Beginning simultaneously with the primary ascertainment procedure and using the same methods, all diabetic patients attending the diabetes classes of the region were prospectively screened for type 1 diabetes by a group of pretrained physicians, postgraduate trainees, and senior medical students under the supervision of endocrinologists. The above-mentioned identification data were registered for each type 1 diabetic patient who met the criteria of the study.

Of 120 randomly selected doctors (from a total of ∼1,500 physicians in practice in Fars during the study period), none had any patient with insulin-requiring diabetes under their care who was not being simultaneously followed in endocrinology or diabetes clinics. No physician ever followed any patient who met our study criteria but was still missing from our register.

The completeness of ascertainment was assessed by the capture-recapture method. The denominators of the age- and sex-specific incidence rates were defined as the average of the two 1991 and 1996 Iranian census population data, and an χ² test was used to evaluate seasonal variation and to compare age- and sex-specific incidence rates and urban-rural differences.

There were 493 incident cases with a completeness of ascertainment of 100%. Of these, only 33 (6.7%) were less acutely symptomatic at presentation but were included in the study because of strongly positive ICAs and undetectable or very low fasting C-peptide levels. The incidence of the disease was significantly lower in male than in female subjects (P < 0.01).

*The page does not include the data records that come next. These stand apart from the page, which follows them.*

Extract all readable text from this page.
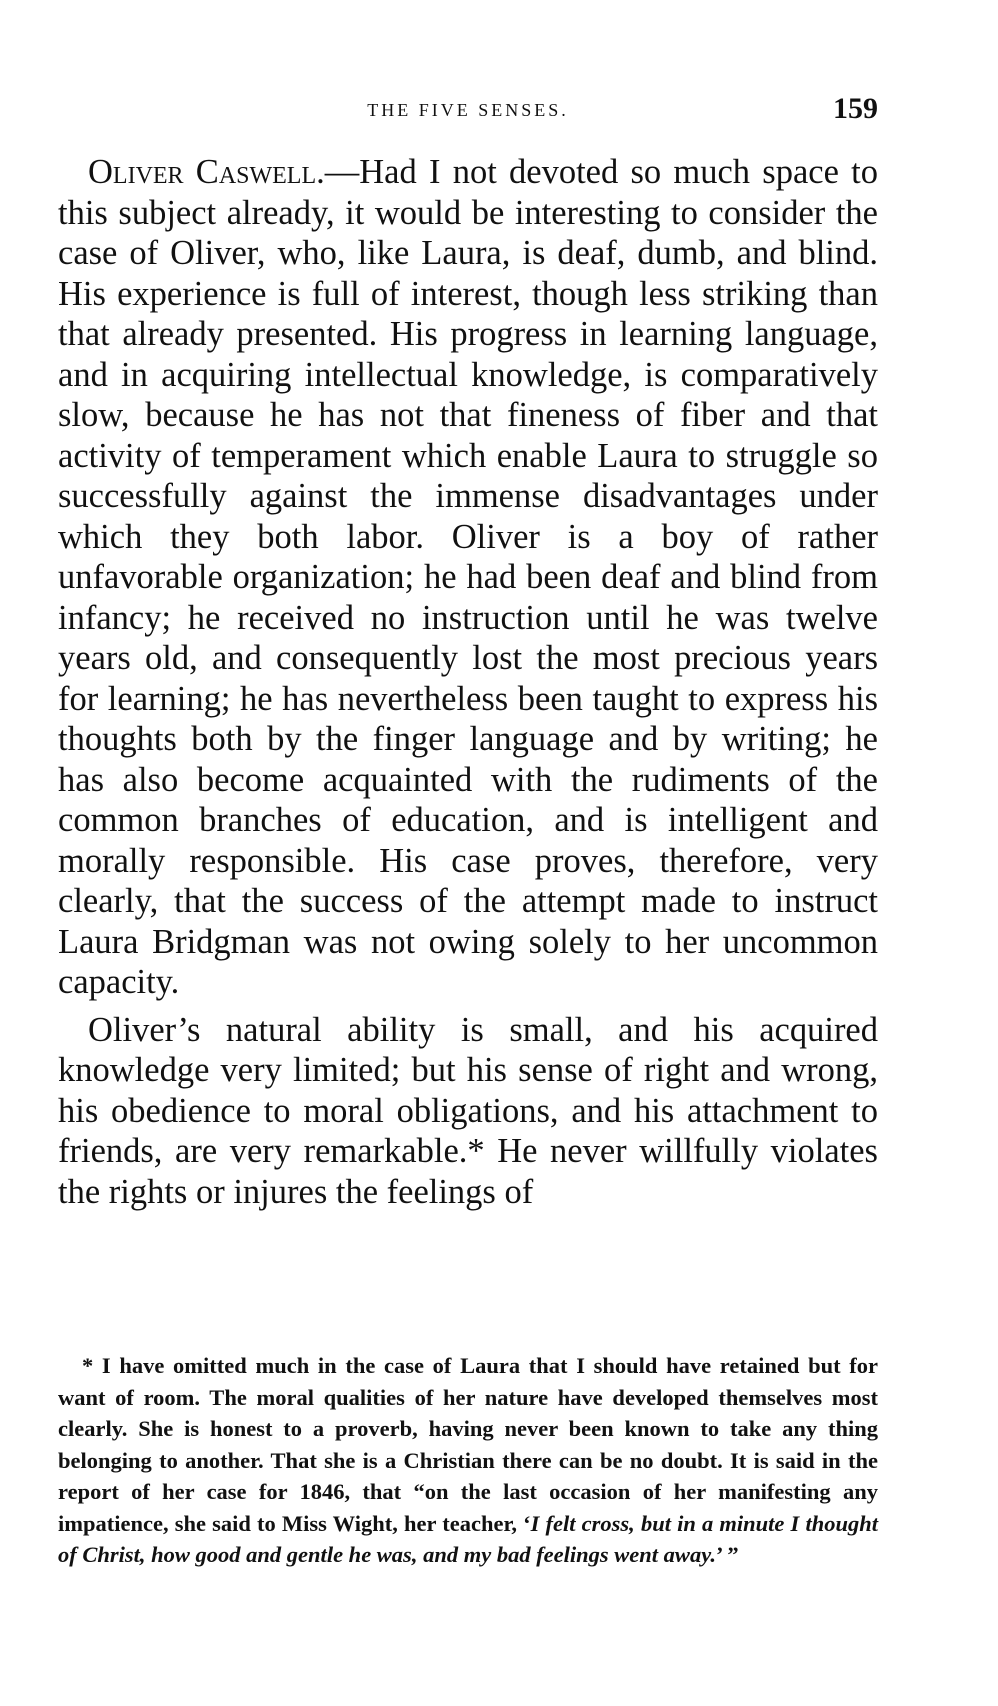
THE FIVE SENSES.	159

Oliver Caswell.—Had I not devoted so much space to this subject already, it would be interesting to consider the case of Oliver, who, like Laura, is deaf, dumb, and blind. His experience is full of interest, though less striking than that already presented. His progress in learning language, and in acquiring intellectual knowledge, is comparatively slow, because he has not that fineness of fiber and that activity of temperament which enable Laura to struggle so successfully against the immense disadvantages under which they both labor. Oliver is a boy of rather unfavorable organization; he had been deaf and blind from infancy; he received no instruction until he was twelve years old, and consequently lost the most precious years for learning; he has nevertheless been taught to express his thoughts both by the finger language and by writing; he has also become acquainted with the rudiments of the common branches of education, and is intelligent and morally responsible. His case proves, therefore, very clearly, that the success of the attempt made to instruct Laura Bridgman was not owing solely to her uncommon capacity.

Oliver’s natural ability is small, and his acquired knowledge very limited; but his sense of right and wrong, his obedience to moral obligations, and his attachment to friends, are very remarkable.* He never willfully violates the rights or injures the feelings of

* I have omitted much in the case of Laura that I should have retained but for want of room. The moral qualities of her nature have developed themselves most clearly. She is honest to a proverb, having never been known to take any thing belonging to another. That she is a Christian there can be no doubt. It is said in the report of her case for 1846, that “on the last occasion of her manifesting any impatience, she said to Miss Wight, her teacher, ‘I felt cross, but in a minute I thought of Christ, how good and gentle he was, and my bad feelings went away.’ ”
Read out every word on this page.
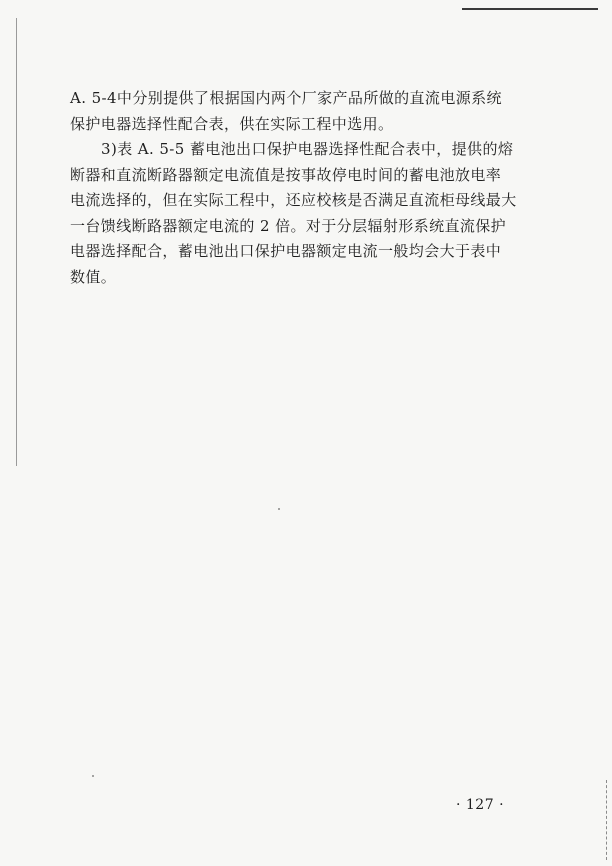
A. 5-4中分别提供了根据国内两个厂家产品所做的直流电源系统
保护电器选择性配合表，供在实际工程中选用。

3)表 A. 5-5 蓄电池出口保护电器选择性配合表中，提供的熔
断器和直流断路器额定电流值是按事故停电时间的蓄电池放电率
电流选择的，但在实际工程中，还应校核是否满足直流柜母线最大
一台馈线断路器额定电流的 2 倍。对于分层辐射形系统直流保护
电器选择配合，蓄电池出口保护电器额定电流一般均会大于表中
数值。

· 127 ·
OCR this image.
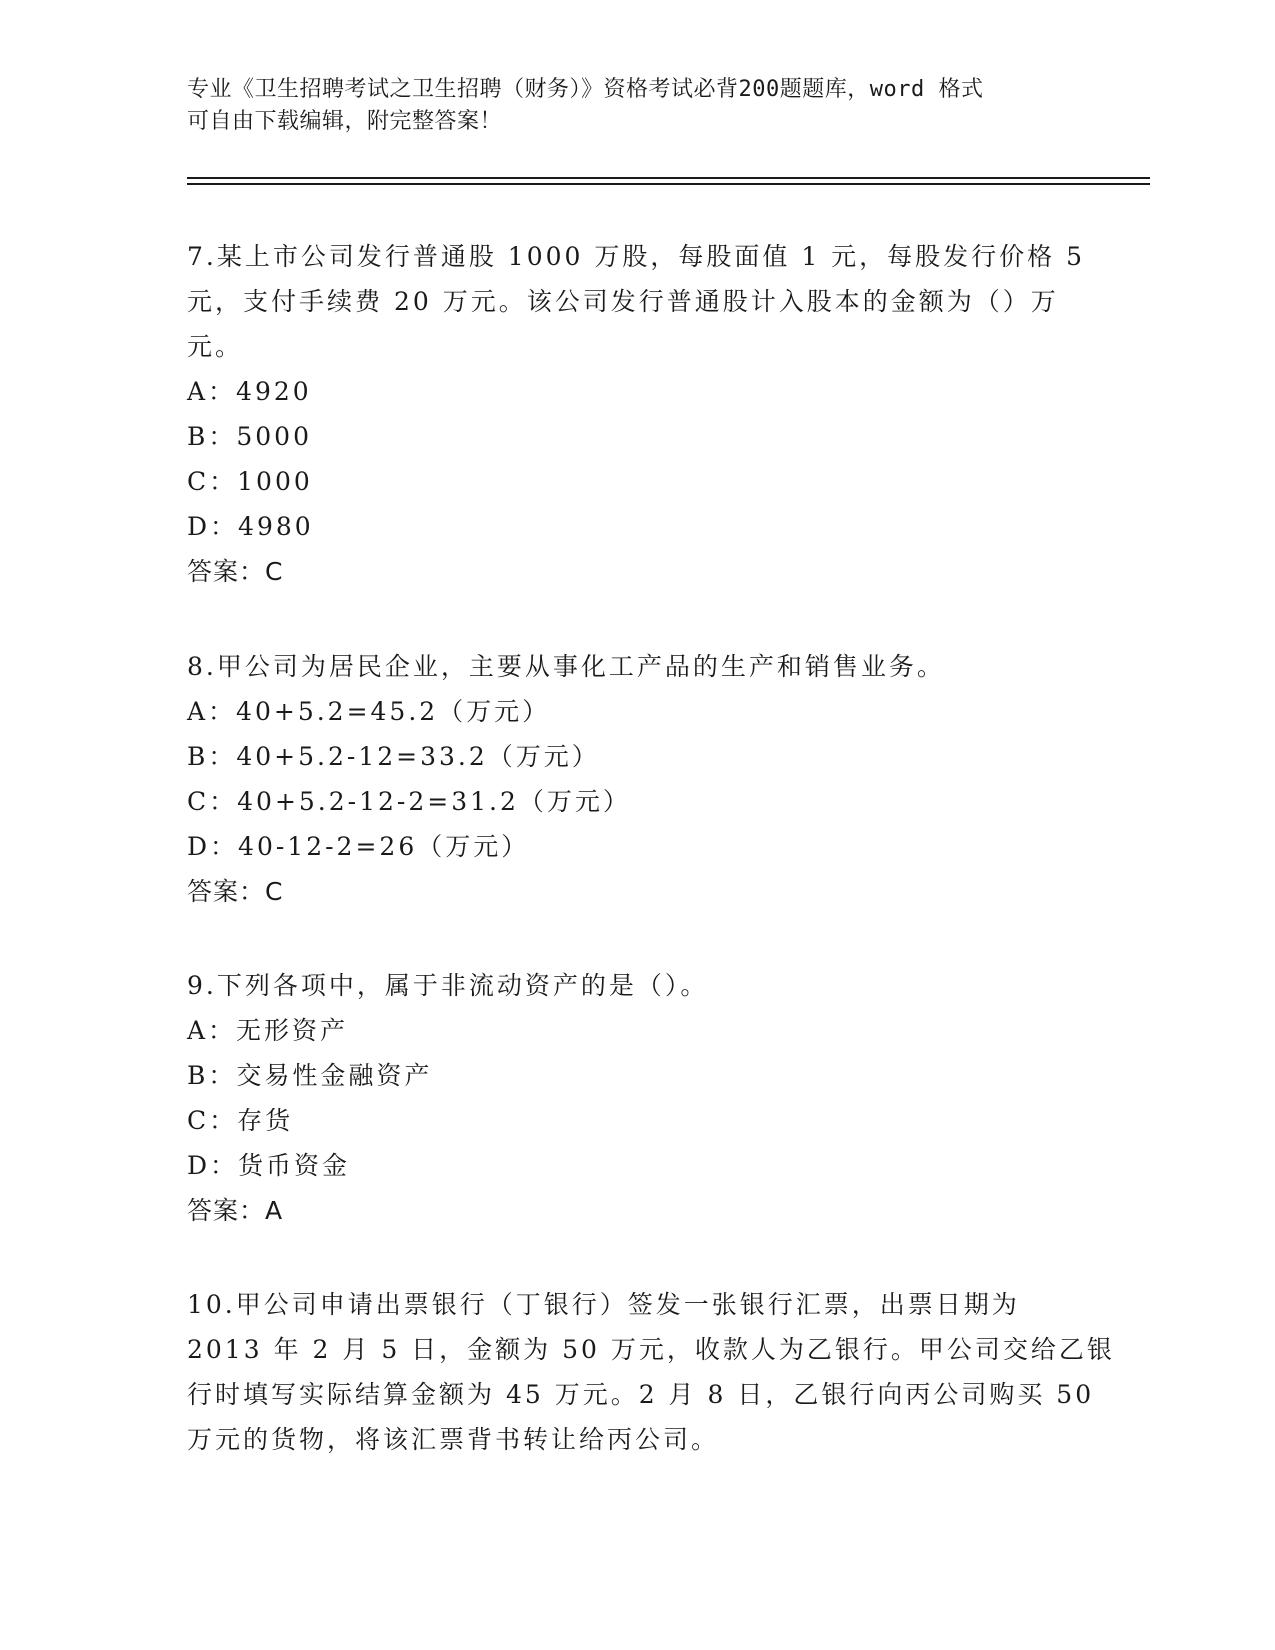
专业《卫生招聘考试之卫生招聘（财务）》资格考试必背200题题库，word 格式
可自由下载编辑，附完整答案！
7.某上市公司发行普通股 1000 万股，每股面值 1 元，每股发行价格 5
元，支付手续费 20 万元。该公司发行普通股计入股本的金额为（）万
元。
A：4920
B：5000
C：1000
D：4980
答案：C
8.甲公司为居民企业，主要从事化工产品的生产和销售业务。
A：40+5.2=45.2（万元）
B：40+5.2-12=33.2（万元）
C：40+5.2-12-2=31.2（万元）
D：40-12-2=26（万元）
答案：C
9.下列各项中，属于非流动资产的是（）。
A：无形资产
B：交易性金融资产
C：存货
D：货币资金
答案：A
10.甲公司申请出票银行（丁银行）签发一张银行汇票，出票日期为
2013 年 2 月 5 日，金额为 50 万元，收款人为乙银行。甲公司交给乙银
行时填写实际结算金额为 45 万元。2 月 8 日，乙银行向丙公司购买 50
万元的货物，将该汇票背书转让给丙公司。
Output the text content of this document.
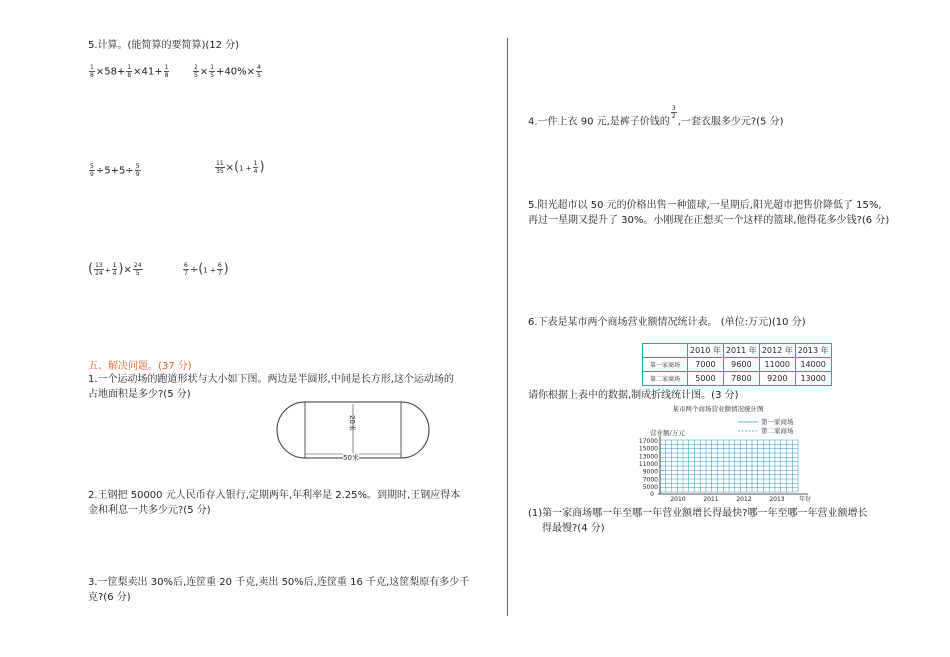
5.计算。(能简算的要简算)(12 分)
$\frac{1}{8} \times 58+ \frac{1}{8} \times 41+ \frac{1}{8}$	$\frac{2}{5} \times \frac{1}{5} +40\%\times \frac{4}{5}$
$\frac{5}{9} \div 5+5\div \frac{5}{9}$	$\frac{11}{35} \times(1 + \frac{1}{4}$ )
( $\frac{13}{24} + \frac{1}{4}$ )× $\frac{24}{5}$	$\frac{6}{7} \div(1 + \frac{6}{7}$ )
五、解决问题。(37 分)
1.一个运动场的跑道形状与大小如下图。两边是半圆形,中间是长方形,这个运动场的
占地面积是多少?(5 分)
20米
50米
2.王钢把 50000 元人民币存入银行,定期两年,年利率是 2.25%。到期时,王钢应得本
金和利息一共多少元?(5 分)
3.一筐梨卖出 30%后,连筐重 20 千克,卖出 50%后,连筐重 16 千克,这筐梨原有多少千
克?(6 分)
4.一件上衣 90 元,是裤子价钱的
$\frac{3}{2}$
,一套衣服多少元?(5 分)
5.阳光超市以 50 元的价格出售一种篮球,一星期后,阳光超市把售价降低了 15%,
再过一星期又提升了 30%。小刚现在正想买一个这样的篮球,他得花多少钱?(6 分)
6.下表是某市两个商场营业额情况统计表。 (单位:万元)(10 分)
	2010 年	2011 年	2012 年	2013 年
第一家商场	7000	9600	11000	14000
第二家商场	5000	7800	9200	13000
请你根据上表中的数据,制成折线统计图。(3 分)
某市两个商场营业额情况统计图
营业额/万元
第一家商场
第二家商场
17000
15000
13000
11000
9000
7000
5000
0
2010	2011	2012	2013 年份
(1)第一家商场哪一年至哪一年营业额增长得最快?哪一年至哪一年营业额增长
得最慢?(4 分)
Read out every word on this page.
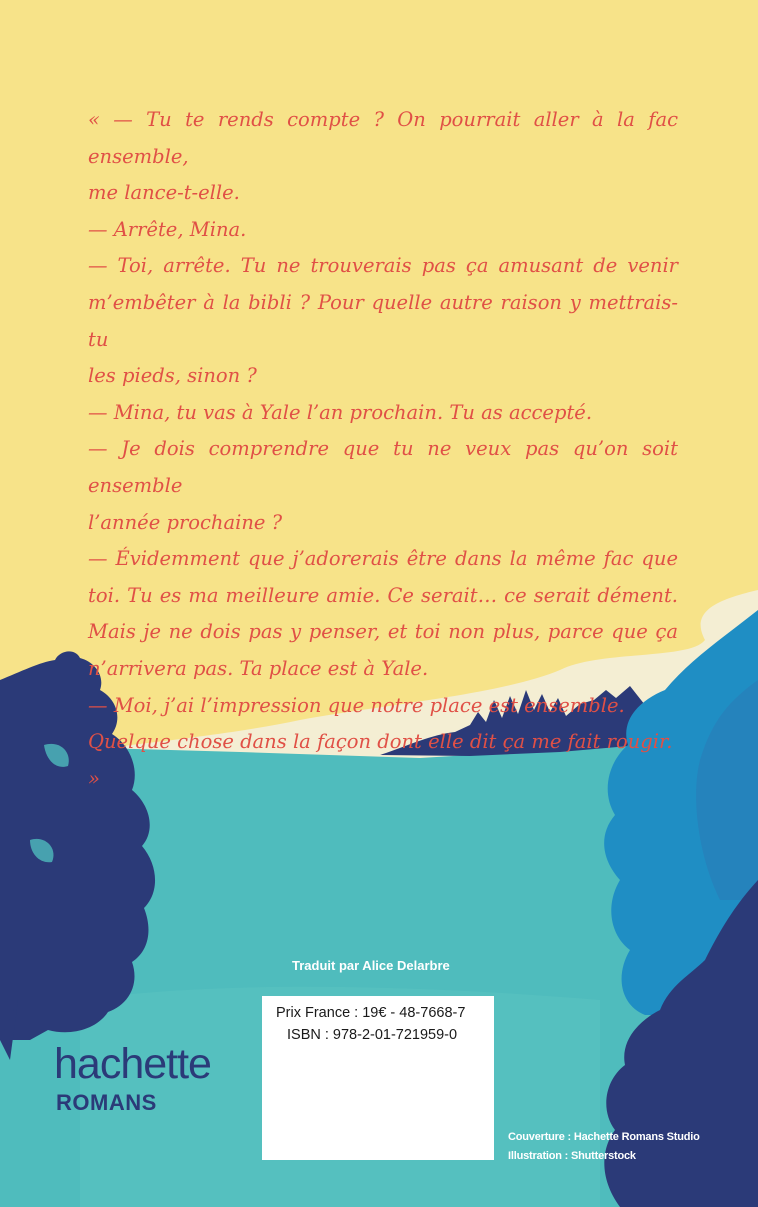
« — Tu te rends compte ? On pourrait aller à la fac ensemble,

me lance-t-elle.

— Arrête, Mina.

— Toi, arrête. Tu ne trouverais pas ça amusant de venir

m’embêter à la bibli ? Pour quelle autre raison y mettrais-tu

les pieds, sinon ?

— Mina, tu vas à Yale l’an prochain. Tu as accepté.

— Je dois comprendre que tu ne veux pas qu’on soit ensemble

l’année prochaine ?

— Évidemment que j’adorerais être dans la même fac que

toi. Tu es ma meilleure amie. Ce serait… ce serait dément.

Mais je ne dois pas y penser, et toi non plus, parce que ça

n’arrivera pas. Ta place est à Yale.

— Moi, j’ai l’impression que notre place est ensemble.

Quelque chose dans la façon dont elle dit ça me fait rougir. »

Traduit par Alice Delarbre
Prix France : 19€ - 48-7668-7
ISBN : 978-2-01-721959-0
hachette
ROMANS
Couverture : Hachette Romans Studio
Illustration : Shutterstock
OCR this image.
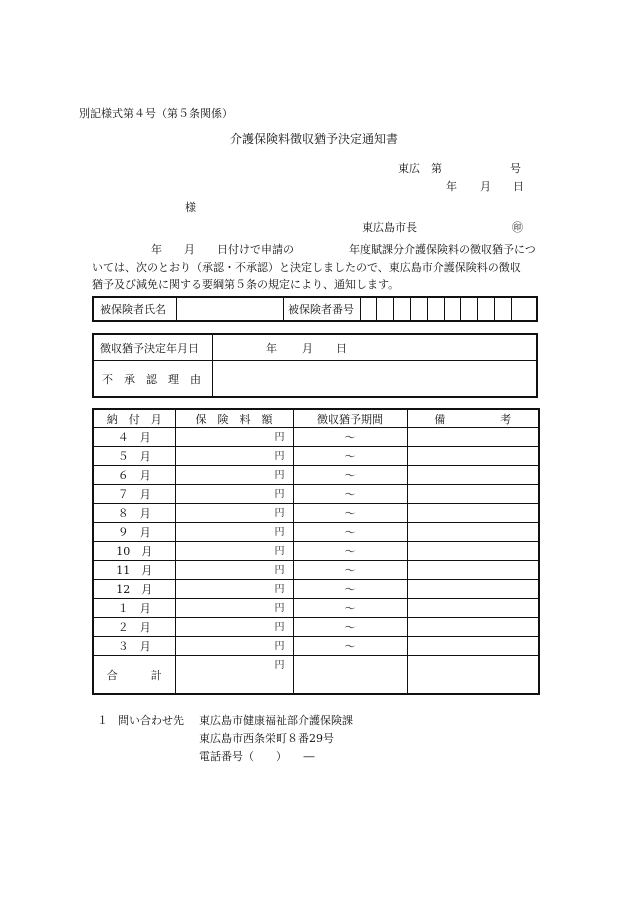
別記様式第４号（第５条関係）
介護保険料徴収猶予決定通知書
東広　第	号
年 月 日
様
東広島市長	㊞
年　　月　　日付けで申請の　　　　　年度賦課分介護保険料の徴収猶予につ
いては、次のとおり（承認・不承認）と決定しましたので、東広島市介護保険料の徴収
猶予及び減免に関する要綱第５条の規定により、通知します。
被保険者氏名	被保険者番号
徴収猶予決定年月日	年 月 日
不　承　認　理　由
納　付　月	保　険　料　額	徴収猶予期間	備　　　　　考
４　月	円	～	
５　月	円	～	
６　月	円	～	
７　月	円	～	
８　月	円	～	
９　月	円	～	
10　月	円	～	
11　月	円	～	
12　月	円	～	
１　月	円	～	
２　月	円	～	
３　月	円	～	
合　　　計	円		

１ 問い合わせ先 東広島市健康福祉部介護保険課
東広島市西条栄町８番29号
電話番号（　　）　　―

Mean annual age- and sex-specific incidence rates of the disease were 3.14/100,000 (95% CI 2.60–3.68) for male subjects and 4.37/100,000 (3.72–5.02) for female subjects (both 0–14 years of age). The same rates were 3.36/100,000 (2.92–3.8) and 4.26/100,000 (3.76–4.76) for all male and female subjects <30 years of age, respectively (Table 1). Mean annual age-specific incidence rates of the disease were 4.37/100,000 for urban dwellers and 3.27/100,000 for residents of rural regions (P < 0.002). This equaled a 34% higher risk for developing diabetes for the population living in urban regions. In both sexes, the disease had its peak of incidence at between 10 and 14 years of age, and in girls it was earlier than in boys. Although the highest proportions of patients had the clinical onset of disease in February (10.75%) and November (11.5%) and the lowest in May (6.5%) and July (6%), the apparent differences were not statistically significant (P > 0.1).

Worldwide, in populations <14 years of age, type 1 diabetes incidence varies from <1/100,000 per year to >35/100,000 per year (5,6). Scandinavia has the highest and the Pacific Rim the lowest rates. Northern Europe and the U.S. share an intermediate range (8–17/100,000 per year). Most of the information regarding type 1 diabetes incidence thus far has come from regions with a high or intermediate incidence, mostly in Europe or North America (5,6). Setting up and maintaining population-based registries in very-low-incidence areas such as South America, Africa, and Asia are extremely difficult and so the data from these regions are still sparse (5). Nonetheless, the availability of standardized rates on type 1 diabetes incidence from these low-incidence areas is particularly important to confirm that the presumed large variation in incidence exists (5). When compared with the neighboring and Asian countries, the incidence of type 1 diabetes in Iran (3.7/100,000 per year) is less than that in Israel (6/100,000 per year), Kuwait (18.3/100,000 per year), or Russia (6/100,000 per year) but more than that in Pakistan (0.7/100,000 per year), Japan (1.4–2.2/100,000 per year), or China (0.1–2.3/100,000 per year) (5).

In conclusion, in Iran, the incidence of type 1 diabetes is low but has a significant urban-rural difference. In this report, we have shown that type 1 diabetes has a female predilection but lacks significant seasonality. As the incidence of type 1 diabetes is increasing worldwide, the data produced by this study provide a baseline for assessing future changes.

This study would not have been possible without the contribution of the many people who helped with data collection at the different centers. Special thanks go to all the doctors, nurses, pharmacists, and medical students who provided a long-standing collaboration with this study.